In lieu of the usual in-depth breakdown I usually do with this series, maybe it’s best if I just relay some of what struck me at the time of viewing. In the first place, it’s always an interesting thing to speculate on the rights and wrongs of what’s taking place in this world. What happened to Shun (and to Saki’s sister, and so many others) was a terrible thing – but given what we saw (the destruction of his entire village) perhaps unavoidable. Indeed, this whole system has the feel of something that might be unavoidable, but where the prescribed cure is worse than the disease. But somehow, seeing the direct results of the adults’ efforts to wipe Shun from the memories of his friends seemed like an even more horrendous development. It’s such a fundamental violation – not just to take that person away, but to take away the memories too? To make us lose all connection to a person we loved? It’ undeniable that the survivors in this post-PK world had to make the best of bad choices, but perhaps the world they’re trying to save isn’t worth saving if this is the only way to save it.

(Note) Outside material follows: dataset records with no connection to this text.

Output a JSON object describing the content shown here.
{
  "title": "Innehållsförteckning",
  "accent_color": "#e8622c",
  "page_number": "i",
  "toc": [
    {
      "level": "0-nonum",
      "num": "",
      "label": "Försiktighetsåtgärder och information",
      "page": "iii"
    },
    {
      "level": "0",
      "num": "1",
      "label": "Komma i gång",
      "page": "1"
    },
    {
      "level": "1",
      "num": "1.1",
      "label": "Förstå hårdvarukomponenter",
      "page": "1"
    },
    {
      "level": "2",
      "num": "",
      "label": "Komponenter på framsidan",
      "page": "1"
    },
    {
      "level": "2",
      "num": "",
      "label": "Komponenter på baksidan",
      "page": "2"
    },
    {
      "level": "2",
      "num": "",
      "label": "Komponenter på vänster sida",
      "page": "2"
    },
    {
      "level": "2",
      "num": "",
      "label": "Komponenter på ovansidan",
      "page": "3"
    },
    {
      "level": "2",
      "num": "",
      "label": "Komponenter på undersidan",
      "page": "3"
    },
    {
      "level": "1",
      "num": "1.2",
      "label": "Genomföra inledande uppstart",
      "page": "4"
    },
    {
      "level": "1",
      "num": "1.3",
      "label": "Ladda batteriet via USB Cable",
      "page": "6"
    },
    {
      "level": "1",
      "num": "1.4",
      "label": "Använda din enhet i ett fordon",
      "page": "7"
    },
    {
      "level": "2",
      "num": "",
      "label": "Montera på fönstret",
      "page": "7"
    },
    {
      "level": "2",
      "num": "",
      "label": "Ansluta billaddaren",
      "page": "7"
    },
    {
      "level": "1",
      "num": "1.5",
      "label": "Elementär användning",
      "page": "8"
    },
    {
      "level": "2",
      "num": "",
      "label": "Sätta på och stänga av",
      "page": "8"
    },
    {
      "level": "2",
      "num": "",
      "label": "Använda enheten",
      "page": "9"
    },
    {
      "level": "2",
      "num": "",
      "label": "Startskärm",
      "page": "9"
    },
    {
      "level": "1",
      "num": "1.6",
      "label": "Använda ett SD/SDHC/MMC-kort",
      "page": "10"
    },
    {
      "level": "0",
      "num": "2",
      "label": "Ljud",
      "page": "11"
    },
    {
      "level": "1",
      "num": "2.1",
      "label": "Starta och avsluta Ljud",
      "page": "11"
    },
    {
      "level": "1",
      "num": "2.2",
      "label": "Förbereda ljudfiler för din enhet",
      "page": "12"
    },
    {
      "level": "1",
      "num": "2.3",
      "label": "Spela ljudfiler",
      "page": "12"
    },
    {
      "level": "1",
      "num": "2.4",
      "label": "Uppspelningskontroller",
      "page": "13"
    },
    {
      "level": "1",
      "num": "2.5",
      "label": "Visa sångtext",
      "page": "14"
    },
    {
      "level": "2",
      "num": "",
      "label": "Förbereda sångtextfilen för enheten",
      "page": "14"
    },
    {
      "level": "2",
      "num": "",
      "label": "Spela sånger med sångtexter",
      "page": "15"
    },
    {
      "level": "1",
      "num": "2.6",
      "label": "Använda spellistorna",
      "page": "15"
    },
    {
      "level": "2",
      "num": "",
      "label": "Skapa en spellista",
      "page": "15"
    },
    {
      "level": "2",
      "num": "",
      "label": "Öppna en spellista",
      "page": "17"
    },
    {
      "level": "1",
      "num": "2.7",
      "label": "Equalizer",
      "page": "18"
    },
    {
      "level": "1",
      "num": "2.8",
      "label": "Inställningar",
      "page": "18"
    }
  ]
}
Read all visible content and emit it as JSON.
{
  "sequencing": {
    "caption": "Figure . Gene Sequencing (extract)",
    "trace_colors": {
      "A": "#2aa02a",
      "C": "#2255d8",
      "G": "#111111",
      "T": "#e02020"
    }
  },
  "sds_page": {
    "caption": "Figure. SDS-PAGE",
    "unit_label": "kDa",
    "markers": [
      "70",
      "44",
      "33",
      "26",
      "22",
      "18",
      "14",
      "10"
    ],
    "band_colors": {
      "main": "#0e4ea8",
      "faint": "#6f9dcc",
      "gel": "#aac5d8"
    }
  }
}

Perhaps the most telling line of dialogue came when Maria said “There are some truths we’re better off now knowing.” As Saki was becoming more and more convinced of her notion that something was terribly wrong and that the boy called Ryou (who showed up briefly in the pre-time skip episodes) wasn’t who she thought he was, Maria’s words were already playing in my head. It would be so much easier if Saki simply accepted the reality her eyes and ears showed her, and not kept digging for the truth. But Saki is compelled to do so, not least because she keeps having dreams where the departed and forgotten speak to her. It’s Mamoru – as ever the weakest of the group – who’s most helpless against the conditioning telling him that the waters the children are rowing into are deadly dangerous.
I’m a great admirer of the way Shin Sekai Yori uses visuals to subtly enhance the emotional direction of the story. Shots like Saki’s eerily “wrong” reflection on the pond surface, and the five beams of sunlight being blocked by the clouds, one by one, give a sense that nothing in the world is as it should be, and the future holds nothing good. Serious anime like this one tend to fall under the heading of either mystery or tragedy, and SSY is definitely looking like the latter – there’s been a bleakness to the adult Saki’s narration from the beginning, but it seems more and more as if she may be telling this story from a “last survivor’s” perspective.
As to the new developments in the episode, it seems only right that Satoru and Saki should have chosen each other for their “partner”, though it’s not as if there’s anything obviously romantic there. They simply have more in common than anyone in the story – they depth of their shared experience is stronger than anyone else’s – pushing itself to be remembered more strongly. They both experienced the flight from the Queerats, and they both loved Shun. As a result they understand each other better than anyone, though it’s fair to say Saki still emotionally leans on Maria more than anyone else. And as for Satoru’s Grandmother (Sakakibara Yoshiko) and the summons at the close of the ep, that’s a development that’s loaded with dangerous implications. Of course it’s worrisome that she thinks so little of her grandson that he never knew of her role as head of the Ethics Committee, and the fact that she’s taken an interest in Saki specifically leads me to wonder if Saki isn’t about to be told to become part of the system she’s currently rebelling against.